Me
enamoras.
Me enamora que te sude el coño lo que piensen de ti y, al mismo tiempo, estés
pendiente de todo lo que ocurre alrededor.
Tu bandera negra, con una calavera estampada, ondeando anarquía en un viaje
hacia el extrarradio de algún mar embravecido, sin reglas que acatar. Un choque
cultural dentro de tus ojos hambrientos, sin necesidad de modificar la
exposición.
Eso que tú llamas rebeldía y que a la razón que me gobierna desde hace siglos,
le provoca insumisión.
Te convertiste en el Bálsamo de Tigre que relaja mis sienes insatisfechas. La
muerte de las angustias que por las noches me acechan.
Nos conocimos a destajo.
En un pestañeo de mes y medio.
Y nos fundimos en risas, mezcladas con vulnerabilidad de la buena, hasta que se
nos saliera el corazón del pecho.
En seis metros cuadrados con ruedas, llenos de sueños y miedos, dejando atrás
la humanidad de cartón.
Fuimos reales.
Ha sido un siglo que pasó en un rato. Días emocionantes en los que fantaseamos
con compartir nuestra sed de infinito.
Ahogarnos en el ansia viva que nos corroe la piel, en cada segundo, en masticar
cada respiro que se permiten nuestras ansiedades.

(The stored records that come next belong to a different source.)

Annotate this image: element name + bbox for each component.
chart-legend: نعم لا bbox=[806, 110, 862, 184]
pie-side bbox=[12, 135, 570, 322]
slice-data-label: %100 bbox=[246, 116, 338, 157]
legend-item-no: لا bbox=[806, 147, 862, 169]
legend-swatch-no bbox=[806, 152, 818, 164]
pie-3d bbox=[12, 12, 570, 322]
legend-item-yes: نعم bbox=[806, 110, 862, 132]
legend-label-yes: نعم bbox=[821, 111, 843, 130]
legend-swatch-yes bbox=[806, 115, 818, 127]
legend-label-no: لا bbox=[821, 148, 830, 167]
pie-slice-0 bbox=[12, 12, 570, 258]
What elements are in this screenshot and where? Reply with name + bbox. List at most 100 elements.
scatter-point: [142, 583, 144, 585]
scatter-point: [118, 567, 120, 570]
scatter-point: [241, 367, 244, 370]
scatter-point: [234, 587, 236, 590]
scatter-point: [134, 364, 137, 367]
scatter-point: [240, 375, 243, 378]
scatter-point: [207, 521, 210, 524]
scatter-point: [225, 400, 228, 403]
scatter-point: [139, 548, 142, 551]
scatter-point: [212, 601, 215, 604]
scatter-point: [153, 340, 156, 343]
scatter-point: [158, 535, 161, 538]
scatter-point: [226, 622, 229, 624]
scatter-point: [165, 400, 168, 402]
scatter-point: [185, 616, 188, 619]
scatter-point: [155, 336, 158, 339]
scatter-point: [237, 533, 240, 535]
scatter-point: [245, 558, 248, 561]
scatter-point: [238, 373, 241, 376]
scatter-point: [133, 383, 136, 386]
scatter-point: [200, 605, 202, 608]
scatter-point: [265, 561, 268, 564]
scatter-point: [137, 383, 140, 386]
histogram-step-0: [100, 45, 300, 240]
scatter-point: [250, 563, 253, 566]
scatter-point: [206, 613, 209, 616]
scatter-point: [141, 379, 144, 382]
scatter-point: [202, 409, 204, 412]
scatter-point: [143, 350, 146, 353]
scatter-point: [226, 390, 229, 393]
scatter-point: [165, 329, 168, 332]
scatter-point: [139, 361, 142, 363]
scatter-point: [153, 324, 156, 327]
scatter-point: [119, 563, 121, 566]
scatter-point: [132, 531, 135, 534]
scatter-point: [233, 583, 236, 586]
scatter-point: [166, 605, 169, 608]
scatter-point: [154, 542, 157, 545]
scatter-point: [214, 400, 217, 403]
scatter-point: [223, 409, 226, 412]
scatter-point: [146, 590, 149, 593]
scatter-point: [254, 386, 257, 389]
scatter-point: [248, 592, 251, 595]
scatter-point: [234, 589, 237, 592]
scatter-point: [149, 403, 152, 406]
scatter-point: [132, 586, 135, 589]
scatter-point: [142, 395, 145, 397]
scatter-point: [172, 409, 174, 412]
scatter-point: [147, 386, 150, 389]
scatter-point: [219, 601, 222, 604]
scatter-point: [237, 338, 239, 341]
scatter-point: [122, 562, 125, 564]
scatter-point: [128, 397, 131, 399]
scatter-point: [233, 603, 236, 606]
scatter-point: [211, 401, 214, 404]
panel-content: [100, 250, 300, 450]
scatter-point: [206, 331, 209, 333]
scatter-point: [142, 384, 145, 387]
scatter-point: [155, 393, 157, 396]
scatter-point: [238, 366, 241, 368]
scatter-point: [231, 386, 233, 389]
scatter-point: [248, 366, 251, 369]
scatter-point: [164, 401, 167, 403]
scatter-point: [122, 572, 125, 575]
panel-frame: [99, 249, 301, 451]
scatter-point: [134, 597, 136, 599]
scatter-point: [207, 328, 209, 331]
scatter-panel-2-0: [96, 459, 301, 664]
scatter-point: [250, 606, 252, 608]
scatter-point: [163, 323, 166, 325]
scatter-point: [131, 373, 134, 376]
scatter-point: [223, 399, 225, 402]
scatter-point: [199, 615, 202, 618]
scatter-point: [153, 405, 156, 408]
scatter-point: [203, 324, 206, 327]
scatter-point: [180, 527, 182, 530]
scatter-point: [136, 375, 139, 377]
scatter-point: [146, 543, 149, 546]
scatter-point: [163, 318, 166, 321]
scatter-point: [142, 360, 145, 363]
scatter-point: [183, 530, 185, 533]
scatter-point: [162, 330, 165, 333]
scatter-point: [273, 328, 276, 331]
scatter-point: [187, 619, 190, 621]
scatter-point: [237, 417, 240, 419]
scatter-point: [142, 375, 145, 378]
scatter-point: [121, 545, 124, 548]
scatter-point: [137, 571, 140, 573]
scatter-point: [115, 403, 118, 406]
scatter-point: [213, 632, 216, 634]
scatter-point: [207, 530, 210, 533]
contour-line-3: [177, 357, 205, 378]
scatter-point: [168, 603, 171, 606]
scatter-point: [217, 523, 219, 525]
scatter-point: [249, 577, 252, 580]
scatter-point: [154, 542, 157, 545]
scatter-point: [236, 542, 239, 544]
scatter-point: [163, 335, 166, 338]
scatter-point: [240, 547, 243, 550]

Descalzarnos y desnudarnos.
Vivir la vida que queríamos por un instante.
Gritarnos las bromas y entender y respetar nuestros sagrados silencios, todo al
mismo tiempo.
Caminar ciudades, playas y montañas.
Mojar los dramas de nuestro primer mundo en dos mares diferentes.
Relegar las vergüenzas y exiliar el pánico de la rutina fulgurante.
Asalvajarnos un poquito.
Tenemos los cuerpos demasiado pequeños para lo que queremos crecer por dentro.
Compañeros de contexto.
Seres fugaces que comparten soledad.